Мускат | страница 79
Он нащупал в кармане зубочистку и, вздохнув, принялся ее жевать. Клара Йоргенсен придвинулась к нему, нагнувшись над столом и одной рукой заслоняя глаза от солнца:
— Скажи, Эрни, а почему ты теперь неженат?
Эрнст Рейзер улыбнулся немного насмешливо:
— Понимаешь, Клара, влюбленность такая штука, в которой легко ошибиться.
— Что, она оказалась не та, единственная твоя? — спросила Клара Йоргенсен, глядя на него круглыми глазами.
Старик криво усмехнулся и медленно покачал головой:
— На свете не существует того, что называется «единственная твоя». А может быть, их, наоборот, существуют сотни. И не любовь тут виновата, а только те ожидания, которые ты с ней связываешь.
У девушки что-то защекотало в груди, и она на секунду закрыла глаза от слепящего вечернего солнца. Эрнст Рейзер закурил сигарету, а глаза его еще уже сощурились:
— Любовь, скажу я тебе, детка моя, Кларочка, это вовсе не что-то большое и сияющее, а всего лишь сумма крохотных случайностей, которые приносит с собой жизнь.
Старик откинулся в кресле и вздохнул в третий раз за этот короткий разговор. Клара Йоргенсен промолчала. Но глаза ее расширились и стали красными от солнца. Сейчас она поняла, что никогда больше не увидит Габриэля Анхелико.

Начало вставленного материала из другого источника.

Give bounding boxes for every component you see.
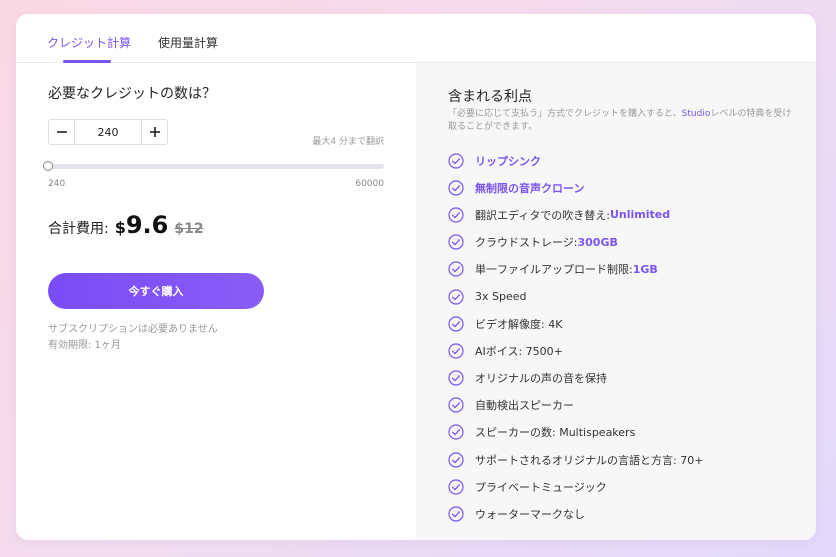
buy-now-button[interactable]: 今すぐ購入 <box>48 273 264 309</box>
plus-icon <box>149 127 160 137</box>
max-duration-hint: 最大4 分まで翻訳 <box>312 137 384 147</box>
benefit-label: AIボイス: 7500+ <box>475 344 563 358</box>
decrement-button[interactable] <box>49 120 75 144</box>
check-circle-icon <box>448 180 464 196</box>
check-circle-icon <box>448 316 464 332</box>
benefit-label: 自動検出スピーカー <box>475 399 574 413</box>
benefit-value: 1GB <box>632 262 658 276</box>
check-circle-icon <box>448 152 464 169</box>
check-circle-icon <box>448 288 464 305</box>
credit-amount-input[interactable] <box>75 120 141 144</box>
benefit-item: オリジナルの声の音を保持 <box>448 365 703 392</box>
calculator-panel: 必要なクレジットの数は？ 最大4 分まで翻訳 240 60000 合計費用: $… <box>16 63 416 540</box>
benefit-item: スピーカーの数: Multispeakers <box>448 419 703 446</box>
benefits-list: リップシンク 無制限の音声クローン 翻訳エディタでの吹き替え: Unlimited ク… <box>448 147 703 528</box>
benefit-item: 翻訳エディタでの吹き替え: Unlimited <box>448 201 703 228</box>
check-circle-icon <box>448 452 464 468</box>
benefit-label: サポートされるオリジナルの言語と方言: 70+ <box>475 453 704 467</box>
benefit-item: ビデオ解像度: 4K <box>448 310 703 337</box>
benefit-label: オリジナルの声の音を保持 <box>475 372 607 386</box>
benefit-label: クラウドストレージ: <box>475 236 578 250</box>
tab-usage-calculator[interactable]: 使用量計算 <box>158 34 218 51</box>
benefit-label: リップシンク <box>475 154 541 168</box>
benefit-label: 無制限の音声クローン <box>475 181 585 195</box>
check-circle-icon <box>448 424 464 441</box>
check-circle-icon <box>448 207 464 223</box>
benefits-title: 含まれる利点 <box>448 89 532 105</box>
check-circle-icon <box>448 370 464 386</box>
total-price: 9.6 <box>125 211 169 239</box>
benefit-label: 翻訳エディタでの吹き替え: <box>475 208 610 222</box>
pricing-card: クレジット計算 使用量計算 必要なクレジットの数は？ 最大4 分まで翻訳 240… <box>16 14 816 540</box>
tab-credit-calculator[interactable]: クレジット計算 <box>47 34 131 51</box>
check-circle-icon <box>448 261 464 277</box>
slider-min-label: 240 <box>48 179 66 189</box>
total-cost-label: 合計費用: <box>48 221 109 237</box>
credit-stepper <box>48 119 168 145</box>
benefit-item: クラウドストレージ: 300GB <box>448 229 703 256</box>
check-circle-icon <box>448 479 464 495</box>
tab-bar: クレジット計算 使用量計算 <box>16 14 816 63</box>
slider-thumb[interactable] <box>43 161 53 171</box>
benefit-value: Unlimited <box>609 208 671 222</box>
benefit-label: 3x Speed <box>475 290 527 304</box>
benefit-item: AIボイス: 7500+ <box>448 337 703 364</box>
benefit-item: リップシンク <box>448 147 703 174</box>
benefit-item: サポートされるオリジナルの言語と方言: 70+ <box>448 446 703 473</box>
benefit-item: 3x Speed <box>448 283 703 310</box>
original-price: $12 <box>174 221 204 237</box>
check-circle-icon <box>448 397 464 413</box>
credits-question: 必要なクレジットの数は？ <box>48 86 216 102</box>
minus-icon <box>56 131 67 133</box>
slider-max-label: 60000 <box>355 179 384 189</box>
benefits-panel: 含まれる利点 「必要に応じて支払う」方式でクレジットを購入すると、Studioレ… <box>416 63 816 540</box>
benefit-label: ウォーターマークなし <box>475 508 585 522</box>
total-cost: 合計費用: $ 9.6 $12 <box>48 211 204 239</box>
benefit-value: 300GB <box>577 235 618 249</box>
studio-highlight: Studio <box>681 109 711 119</box>
benefits-description: 「必要に応じて支払う」方式でクレジットを購入すると、Studioレベルの特典を受… <box>448 108 798 134</box>
benefit-label: ビデオ解像度: 4K <box>475 317 563 331</box>
currency-symbol: $ <box>114 218 126 237</box>
check-circle-icon <box>448 343 464 359</box>
benefit-item: ウォーターマークなし <box>448 500 703 527</box>
increment-button[interactable] <box>141 120 167 144</box>
benefit-item: 自動検出スピーカー <box>448 392 703 419</box>
benefit-label: プライベートミュージック <box>475 480 607 494</box>
benefit-label: 単一ファイルアップロード制限: <box>475 263 633 277</box>
benefit-label: スピーカーの数: Multispeakers <box>475 426 636 440</box>
no-subscription-note: サブスクリプションは必要ありません <box>48 324 218 335</box>
desc-text: 「必要に応じて支払う」方式でクレジットを購入すると、 <box>448 109 682 119</box>
credit-slider[interactable] <box>43 161 384 171</box>
benefit-item: 無制限の音声クローン <box>448 174 703 201</box>
check-circle-icon <box>448 234 464 250</box>
check-circle-icon <box>448 506 464 522</box>
expiry-note: 有効期限: 1ヶ月 <box>48 340 121 351</box>
benefit-item: プライベートミュージック <box>448 473 703 500</box>
benefit-item: 単一ファイルアップロード制限: 1GB <box>448 256 703 283</box>
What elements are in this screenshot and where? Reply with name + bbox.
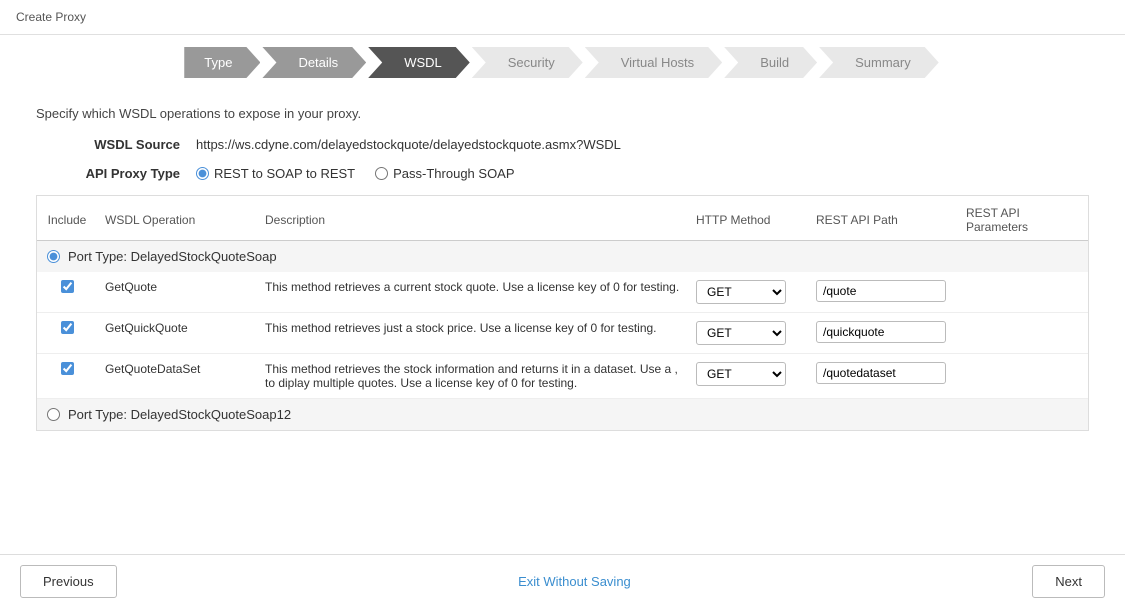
exit-button[interactable]: Exit Without Saving xyxy=(518,574,631,589)
step-virtual-hosts-label: Virtual Hosts xyxy=(585,47,722,78)
col-rest-params: REST API Parameters xyxy=(958,200,1088,241)
table-row: GetQuickQuote This method retrieves just… xyxy=(37,313,1088,354)
table-header-row: Include WSDL Operation Description HTTP … xyxy=(37,200,1088,241)
port-type-1-radio[interactable] xyxy=(47,250,60,263)
bottom-bar: Previous Exit Without Saving Next xyxy=(0,554,1125,608)
step-type[interactable]: Type xyxy=(184,47,262,78)
op2-description: This method retrieves just a stock price… xyxy=(257,313,688,354)
op1-params xyxy=(958,272,1088,313)
op2-params xyxy=(958,313,1088,354)
op3-include[interactable] xyxy=(37,354,97,399)
next-button[interactable]: Next xyxy=(1032,565,1105,598)
col-include: Include xyxy=(37,200,97,241)
step-wsdl-label: WSDL xyxy=(368,47,470,78)
wsdl-source-value: https://ws.cdyne.com/delayedstockquote/d… xyxy=(196,137,621,152)
step-details[interactable]: Details xyxy=(262,47,368,78)
top-bar: Create Proxy xyxy=(0,0,1125,35)
api-proxy-type-label: API Proxy Type xyxy=(36,166,196,181)
page-title: Create Proxy xyxy=(16,10,86,24)
op1-path-input[interactable] xyxy=(816,280,946,302)
port-type-cell-1: Port Type: DelayedStockQuoteSoap xyxy=(37,241,1088,273)
step-build[interactable]: Build xyxy=(724,47,819,78)
wsdl-source-row: WSDL Source https://ws.cdyne.com/delayed… xyxy=(36,137,1089,152)
wsdl-source-label: WSDL Source xyxy=(36,137,196,152)
op1-http-method[interactable]: GET POST PUT DELETE xyxy=(688,272,808,313)
step-virtual-hosts[interactable]: Virtual Hosts xyxy=(585,47,724,78)
op3-name: GetQuoteDataSet xyxy=(97,354,257,399)
op1-description: This method retrieves a current stock qu… xyxy=(257,272,688,313)
table-row: GetQuoteDataSet This method retrieves th… xyxy=(37,354,1088,399)
op1-checkbox[interactable] xyxy=(61,280,74,293)
port-type-row-1: Port Type: DelayedStockQuoteSoap xyxy=(37,241,1088,273)
operations-table-container: Include WSDL Operation Description HTTP … xyxy=(36,195,1089,431)
col-rest-path: REST API Path xyxy=(808,200,958,241)
radio-rest-input[interactable] xyxy=(196,167,209,180)
table-body: Port Type: DelayedStockQuoteSoap GetQuot… xyxy=(37,241,1088,431)
wizard-steps: Type Details WSDL Security Virtual Hosts… xyxy=(0,35,1125,90)
intro-text: Specify which WSDL operations to expose … xyxy=(36,106,1089,121)
op3-params xyxy=(958,354,1088,399)
step-security[interactable]: Security xyxy=(472,47,585,78)
op3-http-method[interactable]: GET POST PUT DELETE xyxy=(688,354,808,399)
op2-rest-path[interactable] xyxy=(808,313,958,354)
main-content: Specify which WSDL operations to expose … xyxy=(0,90,1125,447)
op1-include[interactable] xyxy=(37,272,97,313)
op2-include[interactable] xyxy=(37,313,97,354)
radio-soap-label: Pass-Through SOAP xyxy=(393,166,514,181)
op2-method-select[interactable]: GET POST PUT DELETE xyxy=(696,321,786,345)
table-row: GetQuote This method retrieves a current… xyxy=(37,272,1088,313)
previous-button[interactable]: Previous xyxy=(20,565,117,598)
step-details-label: Details xyxy=(262,47,366,78)
op2-path-input[interactable] xyxy=(816,321,946,343)
op3-path-input[interactable] xyxy=(816,362,946,384)
op3-method-select[interactable]: GET POST PUT DELETE xyxy=(696,362,786,386)
op1-method-select[interactable]: GET POST PUT DELETE xyxy=(696,280,786,304)
op2-name: GetQuickQuote xyxy=(97,313,257,354)
port-type-2-radio[interactable] xyxy=(47,408,60,421)
col-description: Description xyxy=(257,200,688,241)
port-type-2-text: Port Type: DelayedStockQuoteSoap12 xyxy=(68,407,291,422)
op2-checkbox[interactable] xyxy=(61,321,74,334)
step-summary[interactable]: Summary xyxy=(819,47,941,78)
port-type-row-2: Port Type: DelayedStockQuoteSoap12 xyxy=(37,399,1088,431)
op2-http-method[interactable]: GET POST PUT DELETE xyxy=(688,313,808,354)
step-build-label: Build xyxy=(724,47,817,78)
col-http-method: HTTP Method xyxy=(688,200,808,241)
op1-rest-path[interactable] xyxy=(808,272,958,313)
radio-rest-option[interactable]: REST to SOAP to REST xyxy=(196,166,355,181)
step-security-label: Security xyxy=(472,47,583,78)
api-proxy-type-row: API Proxy Type REST to SOAP to REST Pass… xyxy=(36,166,1089,181)
op3-description: This method retrieves the stock informat… xyxy=(257,354,688,399)
proxy-type-radio-group: REST to SOAP to REST Pass-Through SOAP xyxy=(196,166,515,181)
step-summary-label: Summary xyxy=(819,47,939,78)
radio-rest-label: REST to SOAP to REST xyxy=(214,166,355,181)
step-wsdl[interactable]: WSDL xyxy=(368,47,472,78)
radio-soap-input[interactable] xyxy=(375,167,388,180)
col-wsdl-op: WSDL Operation xyxy=(97,200,257,241)
step-type-label: Type xyxy=(184,47,260,78)
port-type-cell-2: Port Type: DelayedStockQuoteSoap12 xyxy=(37,399,1088,431)
op1-name: GetQuote xyxy=(97,272,257,313)
port-type-2-label[interactable]: Port Type: DelayedStockQuoteSoap12 xyxy=(47,407,1078,422)
port-type-1-label[interactable]: Port Type: DelayedStockQuoteSoap xyxy=(47,249,1078,264)
radio-soap-option[interactable]: Pass-Through SOAP xyxy=(375,166,514,181)
operations-table: Include WSDL Operation Description HTTP … xyxy=(37,200,1088,430)
port-type-1-text: Port Type: DelayedStockQuoteSoap xyxy=(68,249,277,264)
op3-checkbox[interactable] xyxy=(61,362,74,375)
op3-rest-path[interactable] xyxy=(808,354,958,399)
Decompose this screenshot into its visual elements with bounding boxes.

На горизонте показался хорошо знакомый силуэт. К берегу приближалась яхта. Издалека она казалась маленькой и потрепанной, но по мере приближения становилась все более родной и милой. Когда стало возможно различить на ней очертания людей, Клара Йоргенсен встала и пошла ей навстречу к морю. Она осторожно ступала по нагретому солнцем песку, чувствуя, как ветер теребит ее волосы. Глаза ее невольно сощурились, и дыхание стало тяжелее, словно она готовилась расплакаться. Один человек соскочил в воду и побрел к берегу, неся в руках две красные рыбины. По лицу его, как трещины, разбегались морщины, кожа отливала золотом, у него были большие руки, и в глазах теплилось узнавание. В нем было столько знакомого, что невольно хотелось улыбнуться, однако он вдруг показался моложе, чем она помнила, как будто разница лет между ними стала незначительной, почти незаметной.
На Клару Йоргенсен нахлынуло чувство преданности, и что-то кольнуло в сердце. Он ее еще не заметил. Он остановился ополоснуть ноги на мелководье и улыбался группе туристов, которые потянулись на берег караваном загорелых тел. Кларе Йоргенсен сделалось холодно, и она обхватила плечи руками. Ее прошиб холодный пот, и подступила дурнота. Он похудел. Плечи его опустились, а руки с большими кистями безвольно повисли и болтались, как маятники. Она медленно двинулась ему навстречу, мимо столиков на берегу, но перед глазами короткими вспышками все время возникало лицо Габриэля Анхелико под зонтом, и тогда она моргала глазами, чтобы начать все сначала. На полпути она остановилась и закрыла лицо руками. Сделав последнее усилие, она постаралась стереть все воспоминания о профессоре, который улыбался ей, держа руки в карманах. Больше она никогда не будет о нем говорить, а если случайно упомянет, то будет называть просто «профессор», как незнакомца без имени и фамилии. Может быть, и она тоже превратится в его воспоминаниях в какую-то студентку, которая когда-то чересчур ему полюбилась. Так и должно быть! Недавно она это решила. Она нашла себе на земле место, где для нее есть покой. Человека, который стал для нее родным домом.